On his way up the stairs, Alberts encountered Reffitt, who was doubled over after being sprayed by police. (Last year, Reffitt became the first Jan. 6 defendant to go before a jury, which found him guilty of numerous felony counts. He’s currently serving a sentence of seven and a half years.)
Alberts said he became instantly fixated on Reffitt and concerned that the man might fall off the elevated railing he was perched on. Though he tried to get Reffitt to descend the staircase to safety, Reffitt continued to urge the crowd onward, Alberts recalled, saying Reffitt shouted, “Forward!” Suddenly, Alberts said, someone placed the large wooden pallet at his feet.
Alberts said he picked it up to “dispose of” the object, but was met with a hail of crowd-control munitions, so instead he used it as a shield to protect himself as he advanced toward the firing officers.
Alberts described his rhetoric toward police that day as “hyperbolic” and ill-advised, informed more by his fury at the officers’ treatment of the crowd than a desire to topple the government.
“I was angry,” Alberts said.
But prosecutors pressed him repeatedly to explain why, if his actions were as innocent as he described, he lingered on Capitol grounds for hours after it became clear that police had wanted him to leave.
Prosecutors appeared stunned by Alberts’ explanations for his protracted presence at the Capitol. Alberts repeatedly said he was there to make his voice heard, and insisted that the police were trying to stifle the protests happening outside the building. He said he never intended to resist or obstruct police activity or the session of Congress that was happening inside the Capitol.

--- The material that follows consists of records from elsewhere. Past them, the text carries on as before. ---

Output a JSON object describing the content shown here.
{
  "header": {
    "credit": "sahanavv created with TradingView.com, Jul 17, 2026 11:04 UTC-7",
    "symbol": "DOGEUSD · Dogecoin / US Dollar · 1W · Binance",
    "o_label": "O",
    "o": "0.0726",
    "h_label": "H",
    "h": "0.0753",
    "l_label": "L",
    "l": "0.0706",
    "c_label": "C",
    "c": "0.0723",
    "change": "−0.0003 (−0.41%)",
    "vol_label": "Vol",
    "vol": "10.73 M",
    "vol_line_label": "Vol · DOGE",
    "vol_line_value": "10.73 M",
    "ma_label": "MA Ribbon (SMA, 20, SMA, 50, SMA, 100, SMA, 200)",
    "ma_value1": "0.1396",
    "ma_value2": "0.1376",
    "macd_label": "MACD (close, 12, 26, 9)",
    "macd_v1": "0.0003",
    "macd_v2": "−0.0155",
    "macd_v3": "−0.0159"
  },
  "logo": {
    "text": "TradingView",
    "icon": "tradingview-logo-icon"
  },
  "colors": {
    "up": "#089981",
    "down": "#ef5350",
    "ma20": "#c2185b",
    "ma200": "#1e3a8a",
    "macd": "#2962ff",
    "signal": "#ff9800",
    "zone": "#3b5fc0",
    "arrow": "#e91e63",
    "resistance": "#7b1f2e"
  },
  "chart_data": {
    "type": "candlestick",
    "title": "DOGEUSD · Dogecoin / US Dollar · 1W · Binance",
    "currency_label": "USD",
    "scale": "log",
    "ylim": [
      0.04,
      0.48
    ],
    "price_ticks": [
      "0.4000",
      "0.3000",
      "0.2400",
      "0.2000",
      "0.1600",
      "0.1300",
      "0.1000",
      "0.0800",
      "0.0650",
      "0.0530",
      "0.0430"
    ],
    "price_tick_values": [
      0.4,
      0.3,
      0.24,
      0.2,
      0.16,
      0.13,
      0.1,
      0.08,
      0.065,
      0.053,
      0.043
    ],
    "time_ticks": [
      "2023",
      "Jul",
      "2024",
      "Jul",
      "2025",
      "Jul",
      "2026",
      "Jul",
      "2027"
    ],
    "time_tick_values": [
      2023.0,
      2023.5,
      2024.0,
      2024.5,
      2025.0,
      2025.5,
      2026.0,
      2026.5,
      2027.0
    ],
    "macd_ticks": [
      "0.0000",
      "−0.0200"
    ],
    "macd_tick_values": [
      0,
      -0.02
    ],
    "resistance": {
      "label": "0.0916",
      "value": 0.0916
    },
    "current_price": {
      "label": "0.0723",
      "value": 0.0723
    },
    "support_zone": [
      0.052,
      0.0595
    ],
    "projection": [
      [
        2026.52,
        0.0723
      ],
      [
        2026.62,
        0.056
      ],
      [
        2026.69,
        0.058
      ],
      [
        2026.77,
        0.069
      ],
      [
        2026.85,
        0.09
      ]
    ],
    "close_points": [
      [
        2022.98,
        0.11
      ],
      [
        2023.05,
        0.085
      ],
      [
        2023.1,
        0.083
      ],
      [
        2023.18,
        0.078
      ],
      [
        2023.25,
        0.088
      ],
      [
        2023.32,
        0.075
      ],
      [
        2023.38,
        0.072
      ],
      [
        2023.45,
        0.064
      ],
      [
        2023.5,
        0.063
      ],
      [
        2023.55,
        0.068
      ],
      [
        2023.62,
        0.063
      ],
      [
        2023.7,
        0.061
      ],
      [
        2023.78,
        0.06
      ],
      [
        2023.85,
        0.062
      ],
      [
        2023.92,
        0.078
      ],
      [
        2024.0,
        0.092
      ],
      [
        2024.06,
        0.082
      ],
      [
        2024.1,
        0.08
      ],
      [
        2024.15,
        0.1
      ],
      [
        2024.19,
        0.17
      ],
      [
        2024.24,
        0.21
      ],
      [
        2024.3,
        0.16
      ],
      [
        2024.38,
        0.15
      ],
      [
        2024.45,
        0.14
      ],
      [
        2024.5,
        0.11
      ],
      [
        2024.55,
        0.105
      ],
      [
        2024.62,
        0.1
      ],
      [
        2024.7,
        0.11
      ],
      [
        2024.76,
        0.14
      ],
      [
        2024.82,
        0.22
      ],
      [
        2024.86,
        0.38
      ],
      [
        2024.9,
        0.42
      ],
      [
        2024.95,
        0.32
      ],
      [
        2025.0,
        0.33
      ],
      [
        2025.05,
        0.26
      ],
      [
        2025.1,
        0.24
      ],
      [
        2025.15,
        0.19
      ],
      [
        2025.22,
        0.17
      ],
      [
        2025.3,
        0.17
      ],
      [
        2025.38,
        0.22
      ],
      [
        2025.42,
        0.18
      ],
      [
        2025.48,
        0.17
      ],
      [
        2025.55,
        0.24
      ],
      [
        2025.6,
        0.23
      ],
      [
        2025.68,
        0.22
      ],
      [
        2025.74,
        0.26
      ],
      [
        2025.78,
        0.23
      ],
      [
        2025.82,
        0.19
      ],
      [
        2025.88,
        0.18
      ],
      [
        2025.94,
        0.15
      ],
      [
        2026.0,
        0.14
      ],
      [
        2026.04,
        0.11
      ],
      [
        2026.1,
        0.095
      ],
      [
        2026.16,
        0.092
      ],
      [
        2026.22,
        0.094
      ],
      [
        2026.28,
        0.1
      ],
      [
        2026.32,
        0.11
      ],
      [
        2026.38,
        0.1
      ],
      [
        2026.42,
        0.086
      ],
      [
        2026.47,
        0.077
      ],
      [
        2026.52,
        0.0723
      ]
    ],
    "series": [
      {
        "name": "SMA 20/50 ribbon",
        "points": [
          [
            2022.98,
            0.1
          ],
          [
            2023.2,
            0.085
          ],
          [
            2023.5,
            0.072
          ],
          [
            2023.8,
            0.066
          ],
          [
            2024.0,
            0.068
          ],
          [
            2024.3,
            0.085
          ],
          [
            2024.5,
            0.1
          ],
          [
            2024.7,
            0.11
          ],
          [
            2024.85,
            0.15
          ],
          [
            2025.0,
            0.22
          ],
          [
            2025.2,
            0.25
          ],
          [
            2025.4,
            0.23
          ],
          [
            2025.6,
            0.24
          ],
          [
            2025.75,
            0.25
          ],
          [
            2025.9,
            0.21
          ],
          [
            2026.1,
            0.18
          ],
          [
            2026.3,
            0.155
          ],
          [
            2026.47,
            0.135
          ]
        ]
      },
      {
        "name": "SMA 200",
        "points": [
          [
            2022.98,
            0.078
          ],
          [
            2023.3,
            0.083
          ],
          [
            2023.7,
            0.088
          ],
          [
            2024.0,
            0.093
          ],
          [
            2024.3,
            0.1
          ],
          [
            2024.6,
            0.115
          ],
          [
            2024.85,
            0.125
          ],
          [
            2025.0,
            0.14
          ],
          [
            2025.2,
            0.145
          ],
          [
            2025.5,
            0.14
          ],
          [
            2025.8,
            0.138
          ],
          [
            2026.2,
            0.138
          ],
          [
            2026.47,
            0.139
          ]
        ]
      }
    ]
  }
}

But Assistant U.S. Attorney Jordan Konig pressed him on why he ignored so many obvious signs that officers were trying to get him and other rioters to leave. And Konig reminded jurors over and over again that concealed on Alberts’ right side was a handgun. Notably, Reffitt was convicted last year for crimes that included carrying a handgun on Capitol grounds — meaning two of the first rioters to square off with police had concealed firearms.